Lorena Vega y Carolina Kopelioff, en un frame de la nueva serie de Flow, Cautiva. "Estamos muy felices con lo que logramos; fue una experiencia conmovedora y profunda", sostiene Jazmín, una de las directoras.

–¿Qué desafío implicó sumergirse en un universo tan ajeno y controversial?

–Fue un reto enorme construir ese mundo tan extraño e inaccesible para todos nosotros. La ficción sobre temas religiosos siempre genera debate, y me parece sumamente interesante que así sea. Diseñamos con Paula Rivas una puesta enfocada en la atmósfera, sostenida por el trabajo minucioso de arte, vestuario, fotografía y la solidez conmovedora de un elenco impresionante encabezado por Carolina Kopelioff y Lorena Vega.

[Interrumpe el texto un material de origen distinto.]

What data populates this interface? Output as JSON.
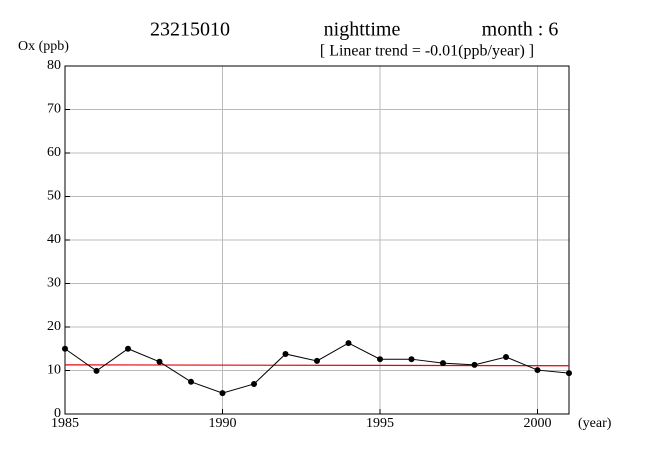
{
  "chart_data": {
    "type": "line",
    "title": "23215010",
    "title_middle": "nighttime",
    "title_right": "month : 6",
    "subtitle": "[ Linear trend = -0.01(ppb/year) ]",
    "y_label": "Ox (ppb)",
    "x_label": "(year)",
    "x": [
      1985,
      1986,
      1987,
      1988,
      1989,
      1990,
      1991,
      1992,
      1993,
      1994,
      1995,
      1996,
      1997,
      1998,
      1999,
      2000,
      2001
    ],
    "series": [
      {
        "color": "#000000",
        "values": [
          15,
          9.9,
          15,
          12,
          7.4,
          4.8,
          6.9,
          13.8,
          12.2,
          16.3,
          12.6,
          12.6,
          11.7,
          11.3,
          13.1,
          10.1,
          9.4
        ]
      }
    ],
    "trend": {
      "color": "#e8000b",
      "x": [
        1985,
        2001
      ],
      "values": [
        11.3,
        11.1
      ]
    },
    "xlim": [
      1985,
      2001
    ],
    "xticks": [
      1985,
      1990,
      1995,
      2000
    ],
    "ylim": [
      0,
      80
    ],
    "yticks": [
      0,
      10,
      20,
      30,
      40,
      50,
      60,
      70,
      80
    ],
    "grid": true
  }
}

El compromiso actoral en Cautiva alcanzó momentos de extrema intensidad durante el rodaje. Fue allí donde la doble condición de Jazmín –directora y actriz– dio lugar a un gesto de profunda contención humana detrás del monitor.

-¿Cómo fue el reto de mostrar a las mujeres en ese estado de vulnerabilidad desde la dirección?

–El trabajo de los actores me atravesó por completo; me sacudió. Como yo también soy actriz, entendía perfectamente el nivel de vulnerabilidad y entrega absoluta que estaban desplegando. En más de una oportunidad me pasó de gritar '¡corte!' para dar por terminada la toma e ir corriendo al set a abrazar a la actriz, porque se me ponía la piel de gallina. Sentir ese orgullo y esa conmoción por el trabajo del colega es de las cosas más potentes que me regaló este oficio.

"Si la industria del cine se complica, los realizadores vamos a seguir filmando igual, incluso si tuviéramos que hacerlo con celulares, porque es lo que nos hace felices".